PREMIER HIGH SCHOOLS operates 47 public schools serving 7,117 students, placing it in the mid-size range in Texas. The school portfolio breaks down into 43 high, 4 other schools, giving families a clear picture of grade-band coverage before they move, rent, or enrol. Aggregated across those campuses, enrollment totals 7,807 pupils using the NCES Common Core of Data (CCD) 2022-23 release, and the district is geographically located in Denton County County.
Per-pupil expenditure runs $7,056 according to the NCES F-33 School District Finance Survey, which aggregates every revenue and spending line reported under federal accounting standards. The funding mix is 0.3% local, 98.4% state, and 1.3% federal — a breakdown that matters because districts leaning heavily on local revenue are more exposed to property-tax swings, while higher federal shares typically track Title I concentration. The district's equity score — 26/100, ranked #932 of 1044 in Texas against a state average of 50 — measures how evenly funding reaches schools within its boundaries.
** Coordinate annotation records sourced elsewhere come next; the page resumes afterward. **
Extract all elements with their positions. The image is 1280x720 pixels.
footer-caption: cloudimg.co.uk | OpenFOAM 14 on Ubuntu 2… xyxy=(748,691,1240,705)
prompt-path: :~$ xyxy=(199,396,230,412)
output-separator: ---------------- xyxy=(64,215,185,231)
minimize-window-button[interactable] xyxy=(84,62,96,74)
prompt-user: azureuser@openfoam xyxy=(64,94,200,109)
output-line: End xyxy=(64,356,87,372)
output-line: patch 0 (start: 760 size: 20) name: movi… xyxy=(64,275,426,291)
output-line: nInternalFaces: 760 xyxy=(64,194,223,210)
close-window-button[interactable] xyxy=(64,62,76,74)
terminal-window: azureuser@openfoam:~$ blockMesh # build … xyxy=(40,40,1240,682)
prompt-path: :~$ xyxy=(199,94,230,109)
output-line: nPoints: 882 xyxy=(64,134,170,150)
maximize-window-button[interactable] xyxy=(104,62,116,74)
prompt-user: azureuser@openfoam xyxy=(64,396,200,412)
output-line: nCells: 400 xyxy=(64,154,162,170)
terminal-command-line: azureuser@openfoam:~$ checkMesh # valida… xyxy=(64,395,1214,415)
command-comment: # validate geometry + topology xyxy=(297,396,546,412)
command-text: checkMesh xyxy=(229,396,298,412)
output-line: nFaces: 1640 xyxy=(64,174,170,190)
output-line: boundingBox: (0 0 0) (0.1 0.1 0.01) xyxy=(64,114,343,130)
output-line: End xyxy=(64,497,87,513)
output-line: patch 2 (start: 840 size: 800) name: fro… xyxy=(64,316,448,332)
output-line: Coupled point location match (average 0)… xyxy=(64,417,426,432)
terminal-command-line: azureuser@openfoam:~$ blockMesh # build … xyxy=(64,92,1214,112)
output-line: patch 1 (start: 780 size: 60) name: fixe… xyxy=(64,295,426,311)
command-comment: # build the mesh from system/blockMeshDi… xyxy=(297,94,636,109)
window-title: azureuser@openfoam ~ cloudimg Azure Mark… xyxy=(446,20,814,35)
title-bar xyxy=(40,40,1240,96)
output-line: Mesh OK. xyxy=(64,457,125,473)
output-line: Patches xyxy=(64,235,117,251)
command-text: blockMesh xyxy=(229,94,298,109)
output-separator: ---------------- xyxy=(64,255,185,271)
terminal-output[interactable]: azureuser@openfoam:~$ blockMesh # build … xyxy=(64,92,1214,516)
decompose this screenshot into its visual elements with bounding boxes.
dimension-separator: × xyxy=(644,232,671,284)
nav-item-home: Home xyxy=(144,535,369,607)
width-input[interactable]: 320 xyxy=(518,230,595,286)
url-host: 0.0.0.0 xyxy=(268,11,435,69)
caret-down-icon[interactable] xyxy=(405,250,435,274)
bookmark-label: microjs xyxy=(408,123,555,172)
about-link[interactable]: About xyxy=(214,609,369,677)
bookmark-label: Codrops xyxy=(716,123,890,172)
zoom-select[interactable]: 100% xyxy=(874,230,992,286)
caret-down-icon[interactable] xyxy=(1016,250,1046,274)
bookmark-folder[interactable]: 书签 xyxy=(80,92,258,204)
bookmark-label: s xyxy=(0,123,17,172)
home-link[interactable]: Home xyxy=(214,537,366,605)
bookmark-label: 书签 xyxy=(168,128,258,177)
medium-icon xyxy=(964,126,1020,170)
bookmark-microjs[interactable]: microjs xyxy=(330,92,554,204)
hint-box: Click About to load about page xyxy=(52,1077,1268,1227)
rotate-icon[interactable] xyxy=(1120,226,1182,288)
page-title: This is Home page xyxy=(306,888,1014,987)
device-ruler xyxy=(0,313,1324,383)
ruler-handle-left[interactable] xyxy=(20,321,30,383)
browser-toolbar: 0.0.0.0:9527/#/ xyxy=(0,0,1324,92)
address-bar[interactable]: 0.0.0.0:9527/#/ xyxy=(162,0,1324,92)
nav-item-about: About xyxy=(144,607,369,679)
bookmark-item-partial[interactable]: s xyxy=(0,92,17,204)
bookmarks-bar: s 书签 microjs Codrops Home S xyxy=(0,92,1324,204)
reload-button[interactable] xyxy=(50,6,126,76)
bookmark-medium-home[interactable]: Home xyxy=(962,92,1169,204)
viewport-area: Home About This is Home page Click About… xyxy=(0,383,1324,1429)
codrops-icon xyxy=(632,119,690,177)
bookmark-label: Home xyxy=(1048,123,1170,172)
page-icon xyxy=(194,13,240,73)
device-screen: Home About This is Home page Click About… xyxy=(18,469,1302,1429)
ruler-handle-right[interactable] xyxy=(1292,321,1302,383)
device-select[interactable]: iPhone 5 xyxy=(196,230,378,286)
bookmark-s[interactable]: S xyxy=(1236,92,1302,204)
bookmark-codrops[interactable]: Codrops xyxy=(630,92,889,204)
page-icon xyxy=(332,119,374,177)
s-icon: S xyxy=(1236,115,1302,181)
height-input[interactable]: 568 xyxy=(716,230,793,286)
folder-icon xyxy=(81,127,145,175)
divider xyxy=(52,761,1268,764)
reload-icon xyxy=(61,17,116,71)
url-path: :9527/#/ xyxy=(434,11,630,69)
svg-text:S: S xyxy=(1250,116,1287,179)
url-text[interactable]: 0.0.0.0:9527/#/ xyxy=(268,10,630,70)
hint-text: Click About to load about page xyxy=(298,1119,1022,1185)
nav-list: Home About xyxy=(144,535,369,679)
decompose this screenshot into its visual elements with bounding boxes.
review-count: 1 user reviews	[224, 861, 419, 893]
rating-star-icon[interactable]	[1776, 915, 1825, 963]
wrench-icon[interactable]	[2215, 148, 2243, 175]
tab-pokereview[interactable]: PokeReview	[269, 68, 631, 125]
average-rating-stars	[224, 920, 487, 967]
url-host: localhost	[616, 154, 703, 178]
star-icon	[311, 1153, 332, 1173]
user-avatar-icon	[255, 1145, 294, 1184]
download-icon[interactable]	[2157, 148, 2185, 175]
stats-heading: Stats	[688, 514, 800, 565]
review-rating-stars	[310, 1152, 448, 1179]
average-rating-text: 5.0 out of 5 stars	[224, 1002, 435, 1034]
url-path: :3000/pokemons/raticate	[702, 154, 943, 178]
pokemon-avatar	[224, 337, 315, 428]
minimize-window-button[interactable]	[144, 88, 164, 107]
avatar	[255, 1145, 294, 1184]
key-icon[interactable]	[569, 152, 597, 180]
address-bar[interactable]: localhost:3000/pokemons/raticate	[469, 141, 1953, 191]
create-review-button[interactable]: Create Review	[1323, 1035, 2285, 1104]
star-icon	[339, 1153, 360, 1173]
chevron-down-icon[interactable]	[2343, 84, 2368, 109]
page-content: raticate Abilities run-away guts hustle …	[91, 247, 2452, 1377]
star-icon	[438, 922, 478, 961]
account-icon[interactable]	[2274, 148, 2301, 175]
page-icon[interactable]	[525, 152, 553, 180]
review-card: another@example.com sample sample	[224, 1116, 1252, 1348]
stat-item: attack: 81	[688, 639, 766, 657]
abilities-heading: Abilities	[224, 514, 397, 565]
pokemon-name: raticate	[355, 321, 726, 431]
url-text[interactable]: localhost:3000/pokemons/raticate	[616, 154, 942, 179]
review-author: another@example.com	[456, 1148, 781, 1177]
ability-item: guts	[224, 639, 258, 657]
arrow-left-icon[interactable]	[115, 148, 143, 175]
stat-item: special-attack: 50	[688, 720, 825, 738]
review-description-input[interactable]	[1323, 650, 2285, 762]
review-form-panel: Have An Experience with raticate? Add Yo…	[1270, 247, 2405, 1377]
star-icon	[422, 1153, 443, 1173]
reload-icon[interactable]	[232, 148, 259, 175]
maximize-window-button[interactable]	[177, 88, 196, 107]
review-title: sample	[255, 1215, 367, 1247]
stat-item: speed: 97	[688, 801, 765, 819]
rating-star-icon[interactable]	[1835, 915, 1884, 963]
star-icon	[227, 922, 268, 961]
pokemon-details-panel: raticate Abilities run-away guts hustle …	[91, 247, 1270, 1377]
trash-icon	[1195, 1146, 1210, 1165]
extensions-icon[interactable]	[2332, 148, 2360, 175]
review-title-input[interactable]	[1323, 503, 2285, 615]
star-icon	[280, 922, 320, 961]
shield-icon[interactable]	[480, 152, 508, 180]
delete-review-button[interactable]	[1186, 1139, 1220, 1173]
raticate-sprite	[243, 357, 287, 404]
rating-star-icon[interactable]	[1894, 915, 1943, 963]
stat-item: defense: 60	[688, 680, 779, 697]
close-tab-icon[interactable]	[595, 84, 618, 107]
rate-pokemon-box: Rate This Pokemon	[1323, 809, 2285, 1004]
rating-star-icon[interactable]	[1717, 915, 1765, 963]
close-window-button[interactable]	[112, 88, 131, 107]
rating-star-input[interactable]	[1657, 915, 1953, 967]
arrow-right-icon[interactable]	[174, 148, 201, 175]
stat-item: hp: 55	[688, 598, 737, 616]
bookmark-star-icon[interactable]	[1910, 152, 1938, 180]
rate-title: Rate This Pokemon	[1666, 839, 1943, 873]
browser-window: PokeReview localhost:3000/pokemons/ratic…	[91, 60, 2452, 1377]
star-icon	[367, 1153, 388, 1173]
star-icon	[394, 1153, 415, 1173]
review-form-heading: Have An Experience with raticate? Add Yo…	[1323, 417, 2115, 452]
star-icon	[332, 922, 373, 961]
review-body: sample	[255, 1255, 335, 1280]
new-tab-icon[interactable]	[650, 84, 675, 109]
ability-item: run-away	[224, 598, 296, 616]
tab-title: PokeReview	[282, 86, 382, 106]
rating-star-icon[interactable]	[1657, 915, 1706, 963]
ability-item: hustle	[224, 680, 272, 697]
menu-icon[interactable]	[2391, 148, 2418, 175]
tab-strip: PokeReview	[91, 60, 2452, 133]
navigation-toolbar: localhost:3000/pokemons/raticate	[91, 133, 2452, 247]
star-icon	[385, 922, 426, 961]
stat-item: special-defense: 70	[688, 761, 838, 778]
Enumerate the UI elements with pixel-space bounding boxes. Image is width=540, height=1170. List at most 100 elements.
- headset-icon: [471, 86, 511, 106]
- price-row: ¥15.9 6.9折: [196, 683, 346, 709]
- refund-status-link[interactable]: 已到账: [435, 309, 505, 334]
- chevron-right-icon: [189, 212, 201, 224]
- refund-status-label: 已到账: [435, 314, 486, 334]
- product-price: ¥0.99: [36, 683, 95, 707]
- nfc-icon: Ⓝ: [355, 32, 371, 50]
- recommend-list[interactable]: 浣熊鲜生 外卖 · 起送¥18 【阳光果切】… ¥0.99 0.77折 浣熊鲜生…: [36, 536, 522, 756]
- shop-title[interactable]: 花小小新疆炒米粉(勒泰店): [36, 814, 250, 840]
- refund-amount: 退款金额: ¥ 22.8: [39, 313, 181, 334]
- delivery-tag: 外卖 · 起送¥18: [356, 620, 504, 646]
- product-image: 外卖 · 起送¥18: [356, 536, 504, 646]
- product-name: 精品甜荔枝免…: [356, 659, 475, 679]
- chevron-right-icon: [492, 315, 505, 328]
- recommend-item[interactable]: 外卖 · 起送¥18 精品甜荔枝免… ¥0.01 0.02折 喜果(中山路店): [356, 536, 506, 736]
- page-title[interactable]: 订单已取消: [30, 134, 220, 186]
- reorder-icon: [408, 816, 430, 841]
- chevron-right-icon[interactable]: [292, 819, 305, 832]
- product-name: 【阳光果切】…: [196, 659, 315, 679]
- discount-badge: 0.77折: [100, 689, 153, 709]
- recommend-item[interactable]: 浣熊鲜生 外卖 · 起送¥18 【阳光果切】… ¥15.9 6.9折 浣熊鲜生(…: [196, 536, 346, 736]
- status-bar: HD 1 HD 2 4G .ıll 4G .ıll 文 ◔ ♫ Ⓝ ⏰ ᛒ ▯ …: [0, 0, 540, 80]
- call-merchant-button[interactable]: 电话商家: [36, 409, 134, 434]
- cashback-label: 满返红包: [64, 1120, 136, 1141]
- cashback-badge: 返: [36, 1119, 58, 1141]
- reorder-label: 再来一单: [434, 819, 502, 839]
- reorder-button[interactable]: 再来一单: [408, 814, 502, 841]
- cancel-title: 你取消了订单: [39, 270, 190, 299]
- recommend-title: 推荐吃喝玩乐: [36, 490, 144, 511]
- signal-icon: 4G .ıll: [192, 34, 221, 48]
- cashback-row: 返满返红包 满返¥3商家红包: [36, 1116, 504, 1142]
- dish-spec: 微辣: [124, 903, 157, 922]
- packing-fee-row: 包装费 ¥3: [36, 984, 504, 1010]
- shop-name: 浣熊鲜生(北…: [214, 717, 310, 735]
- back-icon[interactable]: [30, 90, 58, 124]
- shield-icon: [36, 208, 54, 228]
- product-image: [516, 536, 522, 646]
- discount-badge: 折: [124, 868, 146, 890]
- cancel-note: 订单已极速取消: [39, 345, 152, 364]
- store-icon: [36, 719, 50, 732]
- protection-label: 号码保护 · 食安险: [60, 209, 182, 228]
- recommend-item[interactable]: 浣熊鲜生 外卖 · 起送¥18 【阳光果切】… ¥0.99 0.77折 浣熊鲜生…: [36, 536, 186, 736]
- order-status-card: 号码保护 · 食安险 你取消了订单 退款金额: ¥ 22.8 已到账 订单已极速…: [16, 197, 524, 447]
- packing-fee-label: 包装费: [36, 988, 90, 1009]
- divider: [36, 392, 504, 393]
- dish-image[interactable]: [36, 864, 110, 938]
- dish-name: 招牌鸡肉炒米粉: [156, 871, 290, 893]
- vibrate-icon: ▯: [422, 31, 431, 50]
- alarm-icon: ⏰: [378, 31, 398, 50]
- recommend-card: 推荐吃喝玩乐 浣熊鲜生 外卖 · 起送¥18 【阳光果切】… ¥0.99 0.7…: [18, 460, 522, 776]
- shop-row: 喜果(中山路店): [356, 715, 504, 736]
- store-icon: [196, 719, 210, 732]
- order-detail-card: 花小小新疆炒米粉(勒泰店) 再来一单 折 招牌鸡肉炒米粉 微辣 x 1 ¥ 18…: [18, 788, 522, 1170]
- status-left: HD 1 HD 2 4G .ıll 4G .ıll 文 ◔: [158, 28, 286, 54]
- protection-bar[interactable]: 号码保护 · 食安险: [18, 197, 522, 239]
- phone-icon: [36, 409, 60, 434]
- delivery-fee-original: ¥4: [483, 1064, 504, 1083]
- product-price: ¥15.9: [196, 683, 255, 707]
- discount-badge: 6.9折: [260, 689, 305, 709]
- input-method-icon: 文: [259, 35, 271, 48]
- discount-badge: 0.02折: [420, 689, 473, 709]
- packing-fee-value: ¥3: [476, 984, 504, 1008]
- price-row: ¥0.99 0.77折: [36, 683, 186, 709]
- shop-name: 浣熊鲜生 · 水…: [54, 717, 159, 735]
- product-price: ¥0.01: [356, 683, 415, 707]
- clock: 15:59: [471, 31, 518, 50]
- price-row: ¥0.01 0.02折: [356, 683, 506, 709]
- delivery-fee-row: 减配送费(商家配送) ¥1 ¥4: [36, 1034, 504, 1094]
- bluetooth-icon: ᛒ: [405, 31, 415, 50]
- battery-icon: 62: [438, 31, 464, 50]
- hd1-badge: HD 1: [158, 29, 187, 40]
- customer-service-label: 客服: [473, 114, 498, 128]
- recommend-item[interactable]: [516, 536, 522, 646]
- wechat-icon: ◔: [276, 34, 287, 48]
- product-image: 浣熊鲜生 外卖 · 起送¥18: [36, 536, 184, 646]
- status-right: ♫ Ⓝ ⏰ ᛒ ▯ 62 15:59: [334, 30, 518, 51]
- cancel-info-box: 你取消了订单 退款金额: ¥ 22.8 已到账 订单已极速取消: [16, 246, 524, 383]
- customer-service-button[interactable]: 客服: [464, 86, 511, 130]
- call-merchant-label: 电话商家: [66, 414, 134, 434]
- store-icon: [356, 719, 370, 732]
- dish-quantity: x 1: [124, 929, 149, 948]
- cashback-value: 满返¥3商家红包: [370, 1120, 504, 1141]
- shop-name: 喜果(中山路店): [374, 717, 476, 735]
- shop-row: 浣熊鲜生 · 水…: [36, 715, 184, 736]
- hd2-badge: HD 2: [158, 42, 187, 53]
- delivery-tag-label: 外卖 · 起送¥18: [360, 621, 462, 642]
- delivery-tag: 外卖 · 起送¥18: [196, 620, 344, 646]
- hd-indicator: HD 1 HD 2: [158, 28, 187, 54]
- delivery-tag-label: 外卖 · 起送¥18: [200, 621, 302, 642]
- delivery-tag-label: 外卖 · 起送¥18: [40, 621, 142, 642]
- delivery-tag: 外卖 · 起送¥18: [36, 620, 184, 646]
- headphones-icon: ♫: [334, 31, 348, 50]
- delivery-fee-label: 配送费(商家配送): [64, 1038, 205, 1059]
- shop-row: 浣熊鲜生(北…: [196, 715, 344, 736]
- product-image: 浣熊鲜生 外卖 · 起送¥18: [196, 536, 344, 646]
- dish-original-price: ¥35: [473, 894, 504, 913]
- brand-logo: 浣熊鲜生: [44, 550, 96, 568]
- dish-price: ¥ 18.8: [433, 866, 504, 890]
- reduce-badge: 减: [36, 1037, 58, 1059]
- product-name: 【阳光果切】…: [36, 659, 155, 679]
Academic infrastructure includes 1 of 47 schools offering Advanced Placement (8 AP courses district-wide), a 593.2:1 student-counselor ratio, above the 250:1 ASCA recommendation, and 86.1% chronic absenteeism from the 2021-22 Civil Rights Data Collection. Demographically, the student body averages 62.1% Hispanic or Latino, 23.3% White, 11.1% African American across the district's schools.
Premier H S Online accounts for 34.9% of all PREMIER HIGH SCHOOLS student enrollment
That concentration — well above the 8.4% national median for largest-entity share — means PREMIER HIGH SCHOOLS-wide averages can mask substantial variation outside the dominant entity. Grade band: high. A single dominant campus often anchors a district's program offerings and staffing patterns; the share helps explain why district-wide averages may not reflect the typical neighbourhood-school experience. When one entity dominates a region's footprint, its programmatic and budget decisions effectively set policy for a majority of the affected population.
PREMIER HIGH SCHOOLS school enrollment varies 273× across entities
PREMIER HIGH SCHOOLS school enrollment ranges from 10 students (lowest) to 2,728 students (highest), a spread of 2,718 students. That ratio is among the widest observed and reflects extreme enrollment heterogeneity — the district operates both small specialty programs and large comprehensive campuses inside a single budgeting unit. Per-school staffing ratios, programme availability, and capital-renovation cycles often diverge inside the same district based on enrollment shape.
PREMIER HIGH SCHOOLS has higher-than-average Title I eligibility — 74.1% of the population qualifies for free or reduced-price lunch
free or reduced-price lunch eligibility is the federal threshold for Title I funding allocations, established under the Every Student Succeeds Act (ESSA, 2015). Areas above 75% eligibility receive concentration grants on top of the basic Title I formula. Regions with eligibility this high typically draw a substantially larger federal funding share relative to their local tax base, which can either offset or reinforce existing gaps depending on allocation policy.
PREMIER HIGH SCHOOLS student-counselor ratio is 593:1 — high (typically associated with staffing constraints that limit per-student counselor time; CRDC data shows higher ratios cluster in larger urban systems)
student-counselor ratio is the simplest comparative metric but it does not capture the full picture: the ratio counts FTE counselors against total enrollment — districts that contract intervention or social-emotional staff outside the counselor classification may be under-counted Higher values may reflect larger urban scale or recent resource constraints that have widened the gap.
PREMIER HIGH SCHOOLS chronic absenteeism rate is 86.1% — high (typically associated with higher-than-average disruption; recent CRDC data showed elevated rates persisting after pandemic-era schooling changes)
chronic absenteeism rate is the simplest comparative metric but it does not capture the full picture: a student is chronically absent if they miss ≥10% of enrolled days for any reason — illness, family obligations, or disengagement Higher values may reflect larger urban scale or recent resource constraints that have widened the gap.
PREMIER HIGH SCHOOLS has 47 schools, including 43 high, 4 other. Total enrollment is 7,117 students.
How much does PREMIER HIGH SCHOOLS spend per student?
PREMIER HIGH SCHOOLS spends $7,056 per student. The district has an equity score of 26/100, ranking #932 in Texas.
What is the average rent near PREMIER HIGH SCHOOLS?
The HUD Fair Market Rent for a 2-bedroom in Denton County County is $N/A/month (2026). This affects housing affordability for families in the district.
What is the demographic composition of PREMIER HIGH SCHOOLS?
PREMIER HIGH SCHOOLS students are 62.1% Hispanic or Latino, 23.3% White, 11.1% African American, 1.1% Asian, averaged across 47 schools. Source: NCES CCD Membership 2024-25.
What is the equity score for PREMIER HIGH SCHOOLS?
PREMIER HIGH SCHOOLS has an equity score of 26/100, ranking #932 out of 1044 districts in Texas. This score measures resource distribution fairness across schools in the district.